Pablo Sauce discute os méritos da PEC 181/15, que passa a criminalizar o aborto no Brasil, independente de qualquer circunstância. Em artigo publicado hoje no Jornal Atarde, o psicólogo questiona o “paternalismo proibicionista” que anula qualquer decisão da própria mulher em relação ao assunto. Leia o artigo completo.
No século XIX, o Dr. Samuel A. Cartwrigth, de Luisiana, propôs um diagnóstico denominado de Drapetomania (drapetes, “fugitivo [escravo]” e mania, “loucura”), um transtorno particularmente identificado nos escravos das plantações, caracterizado pela tendência de fuga “sem razão aparente”. Um século depois, na primeira edição do DSM-I (1952), a homossexualidade foi incluída entre os transtornos sociopáticos da personalidade, como um desvio sexual envolvendo comportamento patológico. Seguindo essa linha de “ficção científica”, é possível que no século XXI, com o DSM-VI, as mulheres que interrompam a gestação passem a ser diagnosticadas com um “Transtorno da Concepção”, por exemplo.
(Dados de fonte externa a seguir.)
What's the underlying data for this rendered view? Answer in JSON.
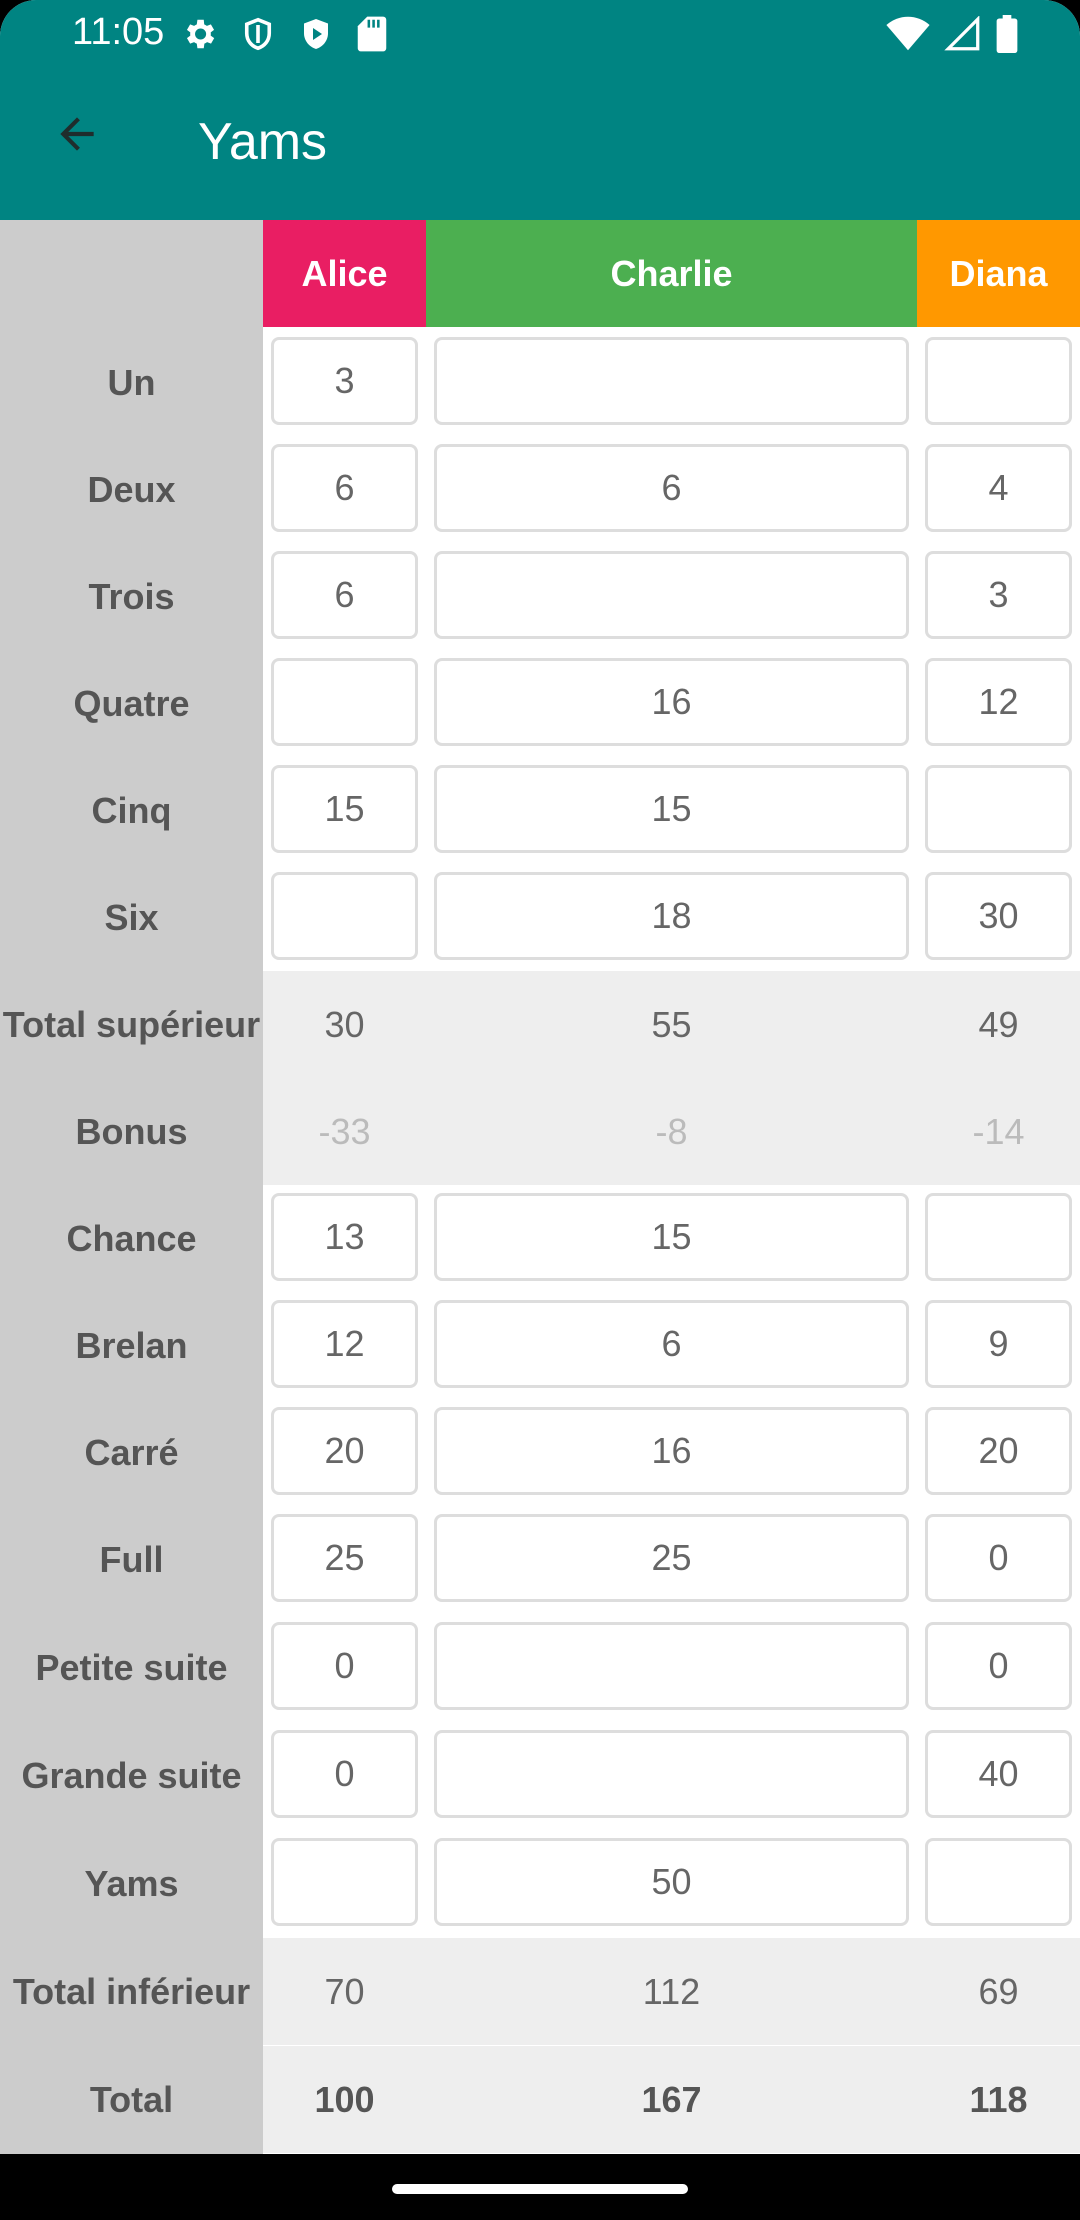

A “semente” que me levou à reflexão provêm da PEC 181/15, que proíbe o aborto sob qualquer circunstância em nome do “direito à vida…desde a concepção”. Nessa PEC, uma Comissão Especial da Câmara dos Deputados apresentou um texto que, se aprovado, modifica a interpretação das leis e portarias que hoje autorizam os serviços de aborto legal no Brasil.
Atualmente, o direito ao aborto legal no país está previsto em três casos: gravidez originada de estupro, anencefalia do feto e risco à vida da gestante. Se a emenda constitucional for aprovada sem modificação, a permissão legal de abortos em caso de estupro ou de risco de morte para a mãe poderá ser anulada, obrigando a mulher a aceitar esse “presente”. Em princípio, só seria alterado o inciso 18 do artigo 7º da Constituição – aumentando a licença maternidade em caso de parto prematuro – o que beneficiaria as mulheres. No entanto, foram colocadas duas armadilhas: no inciso 3 do artigo 1º a frase: “dignidade da pessoa humana desde a concepção”; e no artigo 5º “a inviolabilidade do direito à vida desde a concepção”. A partir desta mudança, o direito à maternidade vira um dever incondicional que independe das circunstâncias, tanto como anula, a priori, qualquer querer da mulher a esse respeito.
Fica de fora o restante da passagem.